Mario needs to see the ball more….He averaged 9.3 yards per carry, 56 yards on 6 carries…Mario should get Kodi’s WildCat snaps and Ontario’s snaps at RB
Oh wow. We are NOT GOOD. The penalties are the most disappointing. Sure Chris Todd is useless, but who among us didn’t already know this? I knew this was the real Todd: Chris Todd, the Toddening Act 2. Repeat after me: 2010, 2010, 2010. The brutal truth is we won’t be much better in 2010. Rollison, although an upgrade from Todd that will be equal to 1000 yellow suns, will be a Redshirt Frosh in his first season so he will lose some games. We will be playing a shit ton of freshman, again. At least Todd will be gone, and Trott, and Coleman, and McCain and guys who have an aura of losing surrounding them. What I am afriad is slipping back into a ‘culture of losing’ that existed last year and can only be repaired after a couple of years that end in a complete purging of coaching staffs and philosophies. I just hope Chizik was the right choice and not the 5-19 choice. It could go either way right now.

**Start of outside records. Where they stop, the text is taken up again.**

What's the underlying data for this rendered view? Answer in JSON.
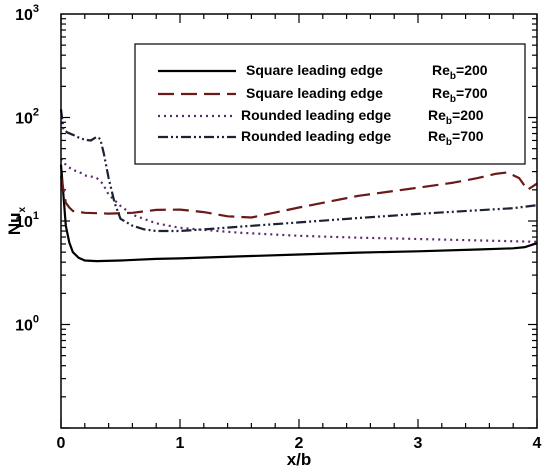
{
  "chart_data": {
    "type": "line",
    "title": "",
    "xlabel": "x/b",
    "ylabel": {
      "main": "Nu",
      "sub": "x"
    },
    "xlim": [
      0,
      4
    ],
    "ylim": [
      0.1,
      1000
    ],
    "yscale": "log",
    "grid": false,
    "legend_position": "top-right",
    "x_ticks": [
      {
        "value": 0,
        "label": "0"
      },
      {
        "value": 1,
        "label": "1"
      },
      {
        "value": 2,
        "label": "2"
      },
      {
        "value": 3,
        "label": "3"
      },
      {
        "value": 4,
        "label": "4"
      }
    ],
    "y_ticks": [
      {
        "value": 1,
        "base": "10",
        "exp": "0"
      },
      {
        "value": 10,
        "base": "10",
        "exp": "1"
      },
      {
        "value": 100,
        "base": "10",
        "exp": "2"
      },
      {
        "value": 1000,
        "base": "10",
        "exp": "3"
      }
    ],
    "series": [
      {
        "name": "Square leading edge",
        "re_label": {
          "main": "Re",
          "sub": "b",
          "value": "=200"
        },
        "color": "#000000",
        "dash": "solid",
        "x": [
          0,
          0.02,
          0.04,
          0.07,
          0.1,
          0.15,
          0.2,
          0.3,
          0.5,
          0.8,
          1.0,
          1.5,
          2.0,
          2.5,
          3.0,
          3.5,
          3.8,
          3.9,
          4.0
        ],
        "y": [
          35,
          18,
          9,
          6.2,
          5.0,
          4.4,
          4.15,
          4.1,
          4.15,
          4.3,
          4.35,
          4.55,
          4.75,
          4.95,
          5.1,
          5.3,
          5.45,
          5.6,
          6.1
        ]
      },
      {
        "name": "Square leading edge",
        "re_label": {
          "main": "Re",
          "sub": "b",
          "value": "=700"
        },
        "color": "#6b1a1a",
        "dash": "long-dash",
        "x": [
          0,
          0.04,
          0.07,
          0.1,
          0.2,
          0.4,
          0.6,
          0.8,
          1.0,
          1.2,
          1.4,
          1.6,
          2.0,
          2.5,
          3.0,
          3.3,
          3.5,
          3.65,
          3.75,
          3.85,
          3.92,
          4.0
        ],
        "y": [
          27,
          15,
          13.5,
          12.5,
          12.0,
          11.8,
          12.0,
          12.8,
          12.9,
          12.2,
          11.1,
          10.8,
          13.5,
          17.5,
          21,
          23.5,
          26,
          28.5,
          29.5,
          26,
          20,
          23
        ]
      },
      {
        "name": "Rounded leading edge",
        "re_label": {
          "main": "Re",
          "sub": "b",
          "value": "=200"
        },
        "color": "#5b2a6b",
        "dash": "dotted",
        "x": [
          0,
          0.02,
          0.05,
          0.1,
          0.15,
          0.2,
          0.25,
          0.3,
          0.35,
          0.4,
          0.5,
          0.6,
          0.8,
          1.0,
          1.2,
          1.5,
          2.0,
          2.5,
          3.0,
          3.5,
          4.0
        ],
        "y": [
          40,
          37,
          34,
          31,
          30,
          27.5,
          27,
          26,
          23,
          18,
          14,
          11.5,
          9.5,
          8.6,
          8.2,
          7.7,
          7.2,
          6.9,
          6.7,
          6.5,
          6.3
        ]
      },
      {
        "name": "Rounded leading edge",
        "re_label": {
          "main": "Re",
          "sub": "b",
          "value": "=700"
        },
        "color": "#1c2233",
        "dash": "dash-dot-dot",
        "x": [
          0,
          0.02,
          0.05,
          0.1,
          0.15,
          0.2,
          0.25,
          0.3,
          0.33,
          0.36,
          0.4,
          0.45,
          0.5,
          0.6,
          0.7,
          0.8,
          1.0,
          1.2,
          1.5,
          2.0,
          2.5,
          3.0,
          3.5,
          3.8,
          4.0
        ],
        "y": [
          120,
          78,
          72,
          68,
          64,
          61,
          60,
          65,
          62,
          45,
          26,
          15,
          10.5,
          9.0,
          8.3,
          8.0,
          8.0,
          8.3,
          8.8,
          9.7,
          10.7,
          11.7,
          12.7,
          13.3,
          14.2
        ]
      }
    ]
  }
}
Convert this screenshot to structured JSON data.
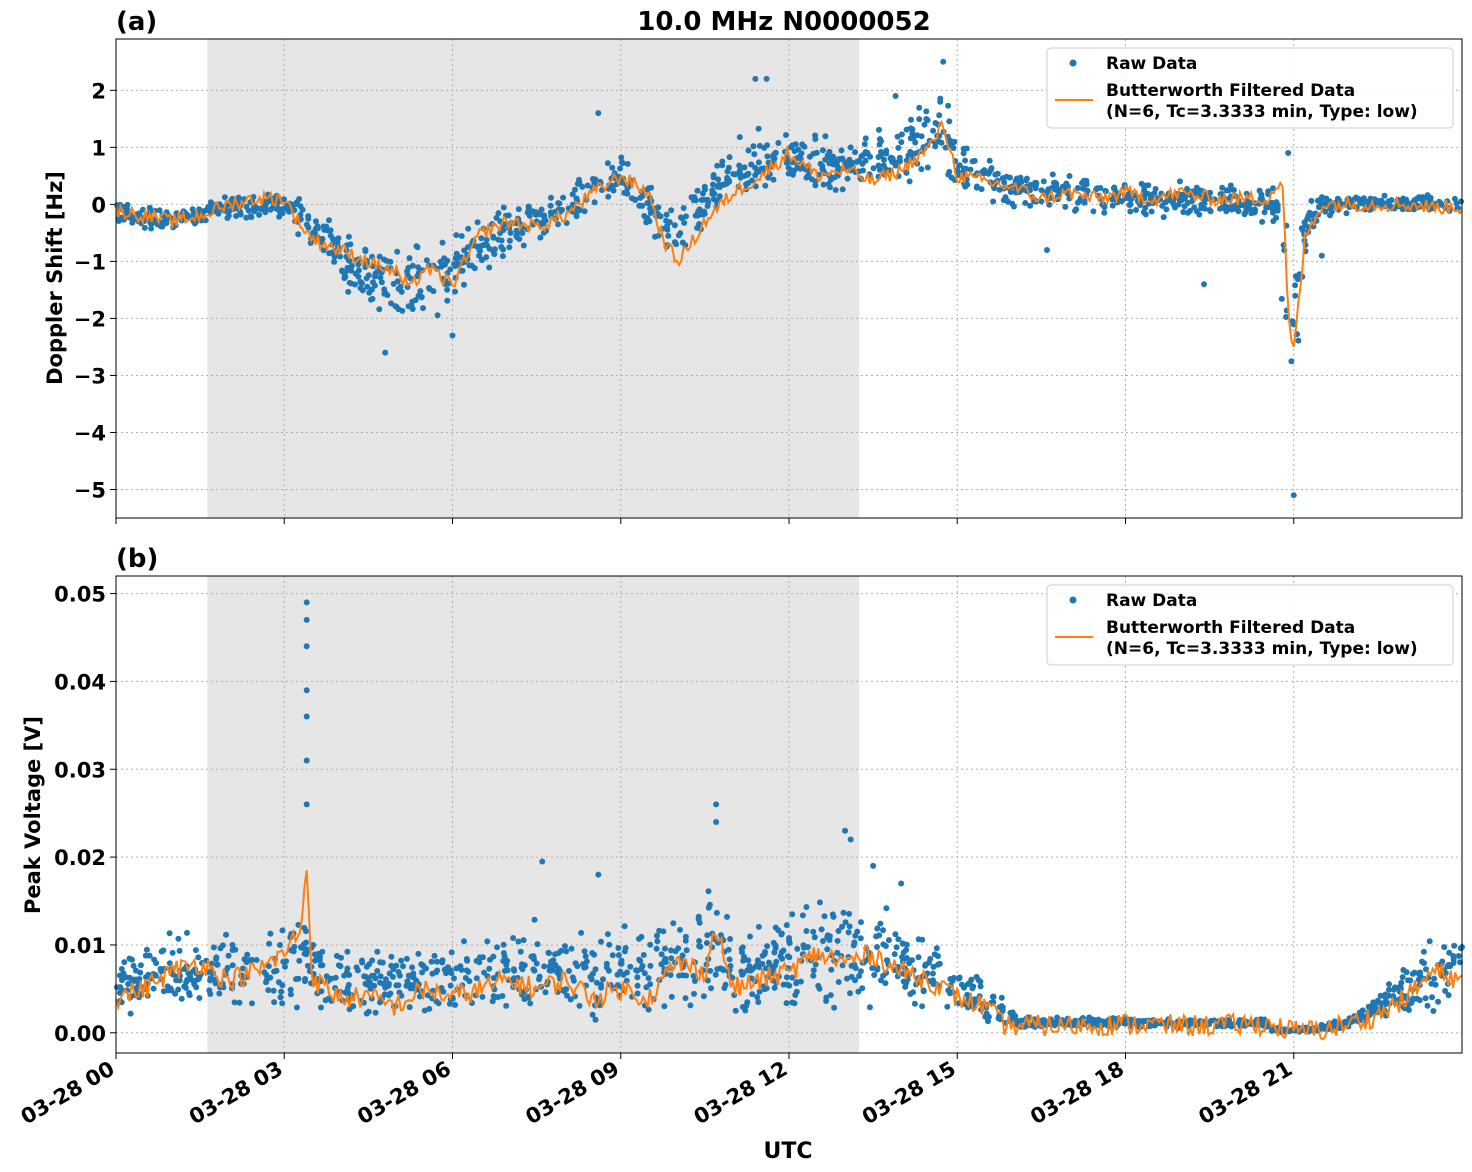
{
  "figure": {
    "title": "10.0 MHz N0000052",
    "xlabel": "UTC",
    "x_ticks": [
      "03-28 00",
      "03-28 03",
      "03-28 06",
      "03-28 09",
      "03-28 12",
      "03-28 15",
      "03-28 18",
      "03-28 21"
    ],
    "shaded_region_hours": [
      1.63,
      13.25
    ],
    "colors": {
      "raw": "#1f77b4",
      "filtered": "#ff7f0e",
      "shade": "#e6e6e6",
      "grid": "#b0b0b0"
    }
  },
  "chart_data": [
    {
      "panel_label": "(a)",
      "type": "scatter",
      "ylabel": "Doppler Shift [Hz]",
      "xlim_hours": [
        0,
        24
      ],
      "ylim": [
        -5.5,
        2.9
      ],
      "y_ticks": [
        2,
        1,
        0,
        -1,
        -2,
        -3,
        -4,
        -5
      ],
      "y_tick_labels": [
        "2",
        "1",
        "0",
        "−1",
        "−2",
        "−3",
        "−4",
        "−5"
      ],
      "grid": true,
      "legend_position": "upper right",
      "legend": {
        "raw": "Raw Data",
        "filtered_line1": "Butterworth Filtered Data",
        "filtered_line2": "(N=6, Tc=3.3333 min, Type: low)"
      },
      "series": [
        {
          "name": "Butterworth Filtered Data",
          "x": [
            0,
            0.5,
            1,
            1.5,
            2,
            2.5,
            3,
            3.25,
            3.5,
            4,
            4.5,
            5,
            5.25,
            5.5,
            6,
            6.5,
            7,
            7.5,
            8,
            8.5,
            9,
            9.5,
            9.75,
            10,
            10.25,
            10.5,
            11,
            11.5,
            12,
            12.5,
            13,
            13.5,
            14,
            14.5,
            14.75,
            15,
            15.5,
            16,
            16.5,
            17,
            17.5,
            18,
            18.5,
            19,
            19.5,
            20,
            20.5,
            20.8,
            20.9,
            21,
            21.1,
            21.2,
            21.5,
            22,
            22.5,
            23,
            23.5,
            24
          ],
          "y": [
            -0.1,
            -0.2,
            -0.3,
            -0.2,
            0.0,
            0.1,
            0.1,
            -0.3,
            -0.6,
            -0.8,
            -1.0,
            -1.2,
            -1.5,
            -1.1,
            -1.4,
            -0.5,
            -0.3,
            -0.4,
            -0.2,
            0.2,
            0.5,
            0.2,
            -0.6,
            -1.0,
            -0.7,
            -0.3,
            0.2,
            0.5,
            0.9,
            0.5,
            0.6,
            0.4,
            0.6,
            1.0,
            1.4,
            0.5,
            0.4,
            0.3,
            0.1,
            0.2,
            0.1,
            0.2,
            0.1,
            0.2,
            0.1,
            0.1,
            0.1,
            0.4,
            -2.0,
            -2.6,
            -1.6,
            -0.6,
            0.0,
            0.0,
            0.0,
            0.0,
            -0.05,
            -0.05
          ]
        },
        {
          "name": "Raw Data",
          "envelope_x": [
            0,
            1,
            2,
            3,
            3.5,
            4,
            5,
            5.5,
            6,
            7,
            8,
            9,
            9.75,
            10,
            10.5,
            11,
            11.5,
            12,
            12.5,
            13,
            14,
            14.75,
            15,
            16,
            17,
            18,
            19,
            20,
            20.7,
            20.9,
            21,
            21.2,
            21.5,
            22,
            23,
            24
          ],
          "envelope_low": [
            -0.4,
            -0.6,
            -0.3,
            -0.3,
            -1.0,
            -1.6,
            -2.5,
            -2.2,
            -2.0,
            -1.0,
            -0.6,
            0.0,
            -1.1,
            -1.1,
            -0.5,
            -0.1,
            0.0,
            0.3,
            0.1,
            0.2,
            0.2,
            0.2,
            0.0,
            -0.2,
            -0.2,
            -0.3,
            -0.3,
            -0.3,
            -0.4,
            -4.8,
            -4.0,
            -1.0,
            -0.3,
            -0.2,
            -0.2,
            -0.2
          ],
          "envelope_high": [
            0.15,
            0.0,
            0.2,
            0.3,
            0.2,
            -0.3,
            -0.5,
            -0.5,
            -0.4,
            0.2,
            0.4,
            1.0,
            0.4,
            0.0,
            0.6,
            1.2,
            1.5,
            1.3,
            1.3,
            1.2,
            1.6,
            2.3,
            1.2,
            0.8,
            0.6,
            0.5,
            0.5,
            0.4,
            0.5,
            0.9,
            -0.5,
            0.1,
            0.3,
            0.25,
            0.2,
            0.2
          ],
          "outliers_x": [
            14.75,
            13.9,
            11.4,
            11.6,
            21.0,
            8.6,
            20.9,
            6.0,
            4.8,
            19.4,
            16.6,
            21.5
          ],
          "outliers_y": [
            2.5,
            1.9,
            2.2,
            2.2,
            -5.1,
            1.6,
            0.9,
            -2.3,
            -2.6,
            -1.4,
            -0.8,
            -0.9
          ]
        }
      ]
    },
    {
      "panel_label": "(b)",
      "type": "scatter",
      "ylabel": "Peak Voltage [V]",
      "xlim_hours": [
        0,
        24
      ],
      "ylim": [
        -0.0023,
        0.052
      ],
      "y_ticks": [
        0.05,
        0.04,
        0.03,
        0.02,
        0.01,
        0.0
      ],
      "y_tick_labels": [
        "0.05",
        "0.04",
        "0.03",
        "0.02",
        "0.01",
        "0.00"
      ],
      "grid": true,
      "legend_position": "upper right",
      "legend": {
        "raw": "Raw Data",
        "filtered_line1": "Butterworth Filtered Data",
        "filtered_line2": "(N=6, Tc=3.3333 min, Type: low)"
      },
      "series": [
        {
          "name": "Butterworth Filtered Data",
          "x": [
            0,
            0.5,
            1,
            1.5,
            2,
            2.5,
            3,
            3.3,
            3.4,
            3.5,
            4,
            4.5,
            5,
            5.5,
            6,
            6.5,
            7,
            7.5,
            8,
            8.5,
            9,
            9.5,
            10,
            10.5,
            10.7,
            11,
            11.5,
            12,
            12.5,
            13,
            13.5,
            14,
            14.5,
            15,
            15.5,
            15.8,
            16,
            16.5,
            17,
            18,
            19,
            20,
            20.5,
            21,
            21.5,
            22,
            22.5,
            23,
            23.5,
            24
          ],
          "y": [
            0.004,
            0.005,
            0.007,
            0.008,
            0.006,
            0.007,
            0.009,
            0.012,
            0.019,
            0.006,
            0.004,
            0.004,
            0.003,
            0.005,
            0.004,
            0.005,
            0.006,
            0.005,
            0.006,
            0.004,
            0.005,
            0.004,
            0.008,
            0.007,
            0.012,
            0.005,
            0.006,
            0.007,
            0.009,
            0.008,
            0.009,
            0.007,
            0.006,
            0.004,
            0.003,
            0.001,
            0.0008,
            0.0008,
            0.0008,
            0.001,
            0.0008,
            0.0009,
            0.001,
            0.0002,
            0.0003,
            0.001,
            0.002,
            0.004,
            0.007,
            0.006
          ]
        },
        {
          "name": "Raw Data",
          "envelope_x": [
            0,
            1,
            2,
            3,
            3.4,
            3.5,
            4,
            5,
            6,
            7,
            8,
            9,
            10,
            10.7,
            11,
            12,
            13,
            13.5,
            14,
            14.5,
            15,
            15.5,
            15.9,
            16.1,
            17,
            18,
            19,
            20,
            20.5,
            20.6,
            21,
            21.5,
            22,
            22.5,
            23,
            23.5,
            24
          ],
          "envelope_low": [
            0.001,
            0.001,
            0.001,
            0.001,
            0.001,
            0.001,
            0.001,
            0.001,
            0.001,
            0.001,
            0.001,
            0.001,
            0.001,
            0.001,
            0.001,
            0.001,
            0.001,
            0.001,
            0.0015,
            0.0015,
            0.001,
            0.0005,
            0.0,
            0.0003,
            0.0004,
            0.0004,
            0.0004,
            0.0004,
            0.0005,
            0.0,
            0.0,
            0.0,
            0.0003,
            0.001,
            0.001,
            0.001,
            0.001
          ],
          "envelope_high": [
            0.01,
            0.012,
            0.013,
            0.014,
            0.02,
            0.012,
            0.011,
            0.01,
            0.011,
            0.014,
            0.013,
            0.013,
            0.016,
            0.019,
            0.013,
            0.015,
            0.019,
            0.017,
            0.014,
            0.013,
            0.009,
            0.006,
            0.004,
            0.002,
            0.002,
            0.002,
            0.0018,
            0.0018,
            0.0018,
            0.0006,
            0.0006,
            0.001,
            0.002,
            0.005,
            0.009,
            0.012,
            0.014
          ],
          "outliers_x": [
            3.4,
            3.4,
            3.4,
            3.4,
            3.4,
            3.4,
            3.4,
            10.7,
            10.7,
            13.0,
            13.1,
            7.6,
            8.6,
            13.5,
            14.0
          ],
          "outliers_y": [
            0.049,
            0.047,
            0.044,
            0.039,
            0.036,
            0.031,
            0.026,
            0.026,
            0.024,
            0.023,
            0.022,
            0.0195,
            0.018,
            0.019,
            0.017
          ]
        }
      ]
    }
  ]
}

Not that it would have mattered but can someone explain a call to me? LSU throws a completed pass and the guy get loose for about 30 yds. Near the end of the play an LSU downfield blocker gets flagged for a block in the back.
Refs penalize them 10 yds from the spot of the foul? So they lose 10 of the 30 instead of 10 from the line of scrimmage a replay the down? Don’t recall that penalty ever before-or did I miss something?
JB
I was wondering the same thing, JBoggs.
Block-in-the-back has always been a 10-yards-from-the-spot thing, I think, JBoggs. It’s the same reason Auburn had 1st-and-16 against Kentucky after Darvin Adams’ penalty.